The papers dismissing the proceedings with prejudice against Mr. Steffelin do not disclose any reason for the dismissal. The action follows, however, two losses against individuals by the Commission in market crisis cases. One is the case against Brian Stoker, the Citigroup employee who was responsible for what the SEC claimed were misleading marketing materials used to sell interests in another CDO Squared. SEC v. Stoker, 11 Civ. 7388 (S.D.N.Y. Filed Oct. 19, 2011). There, based on a complaint which appeared to allege intentional contact but charged negligence, a New York jury last August found in favor of Mr. Stoker and against the SEC. In rendering its verdict the jury took the unusual step of issuing a note to the SEC urging the agency to continue its investigations. The Commission’s settlement with Citigroup is pending before the Second Circuit following the refusal of the district court to enter a proposed consent decree.

The SEC also lost the primary charges against the individuals as well as the entities in its action arising out of the demise of Primary Reserve Fund, one of the oldest money funds in the country and the first to “break the buck.” Following contentious discovery and a hotly contested trial, the jury rejected Commission claims that the individual defendants intentionally mislead investors and the markets as they scrambled to save the dying entity following the collapse of Lehman Brothers whose bonds were a large fund holding. The jury did, however, find in favor of the SEC on negligence based claims, hardly surprising under the chaotic circumstances surrounding the collapse of the fund. SEC v. Reserve Management Co., Case No. 1:09-cv-4346 (S.D.N.Y. Filed May 5, 2009).

While the papers dismissing Steffelin do not reference Stoker or Reserve Management Co., the dismissal by the Commission reflects a thoughtful and exemplary process of continually evaluating the merits of its cases and the enforcement program. Continual self-reflection and re-evaluation in view of the verdicts in Stoker and Reserve Management Company reflects the highest prosecutorial, ethical standards.

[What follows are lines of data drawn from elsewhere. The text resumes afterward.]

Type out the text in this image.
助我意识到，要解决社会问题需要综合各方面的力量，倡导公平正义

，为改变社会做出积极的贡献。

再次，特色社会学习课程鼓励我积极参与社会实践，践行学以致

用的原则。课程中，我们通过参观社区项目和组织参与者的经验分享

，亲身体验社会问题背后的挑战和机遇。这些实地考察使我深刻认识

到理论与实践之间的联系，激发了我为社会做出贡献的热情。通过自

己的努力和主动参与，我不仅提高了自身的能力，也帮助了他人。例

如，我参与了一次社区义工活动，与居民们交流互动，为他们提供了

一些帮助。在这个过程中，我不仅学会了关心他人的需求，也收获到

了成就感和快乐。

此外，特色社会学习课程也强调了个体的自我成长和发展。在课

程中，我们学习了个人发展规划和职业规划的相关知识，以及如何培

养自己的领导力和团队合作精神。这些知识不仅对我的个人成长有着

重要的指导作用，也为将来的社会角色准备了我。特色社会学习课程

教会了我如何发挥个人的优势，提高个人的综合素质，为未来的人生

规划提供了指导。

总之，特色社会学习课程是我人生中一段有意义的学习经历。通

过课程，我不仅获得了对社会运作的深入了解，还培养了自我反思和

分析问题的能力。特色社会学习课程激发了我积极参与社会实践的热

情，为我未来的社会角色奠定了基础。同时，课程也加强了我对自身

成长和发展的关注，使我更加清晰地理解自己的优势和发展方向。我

All of this also points to what may be the critical lesson of the market crisis. Larger monetary penalties and longer prison sentences, while popular and good press, may not be the key to preventing a reoccurrence. If the findings of intensive investigations by the SEC, DOJ and others are correct, the events which caused the crisis are not the work of one individual or even a group. Rather, those events stem from institutional failures. Under those circumstances the key to preventing a reoccurrence is not fines and prison but cultural reform. While bills in Congress seek more authority for larger fines and prison terms, the message from all of the government investigations is that those remedies will not work. Increasing the dollar fine for institutions which can easily pay mult-billion dollar quarterly losses will simply mean the shareholders pay more for the daily business operations of the institution. Likewise, adding a few years to the current top sentence of 20 years for securities fraud is unlikely to increase deterrence. This is particularly true if government investigators are correct – the problem is institutional.

If preventing a reoccurrence of the market crisis is the goal, then the lesson from all the investigations and prosecutions is that reform of those who which created the crisis is required. While that may come in part from legislation like Dodd-Frank, new statutes and rules alone cannot change the culture of institutions which permitted, encouraged and perhaps even rewarded the kind of actions uncovered by government investigators.

Preventing a reoccurrence begins with the SEC focusing its settlement efforts on the creation and institution of procedures and policies driven from the top of the organization which will foster and reward ethical conduct and prudent management rather than the type of conduct uncovered in the market crisis actions. The SEC and the DOJ are already doing this in the FCPA area. The SEC can use its recently created cooperation tools to bring this same focus to settling market crisis and other similar cases. In the end while focusing on these types of procedures may not generate the same kind of headlines as huge penalties, it will bring a new ethics to the market place which is the Congressional mandate of the SEC.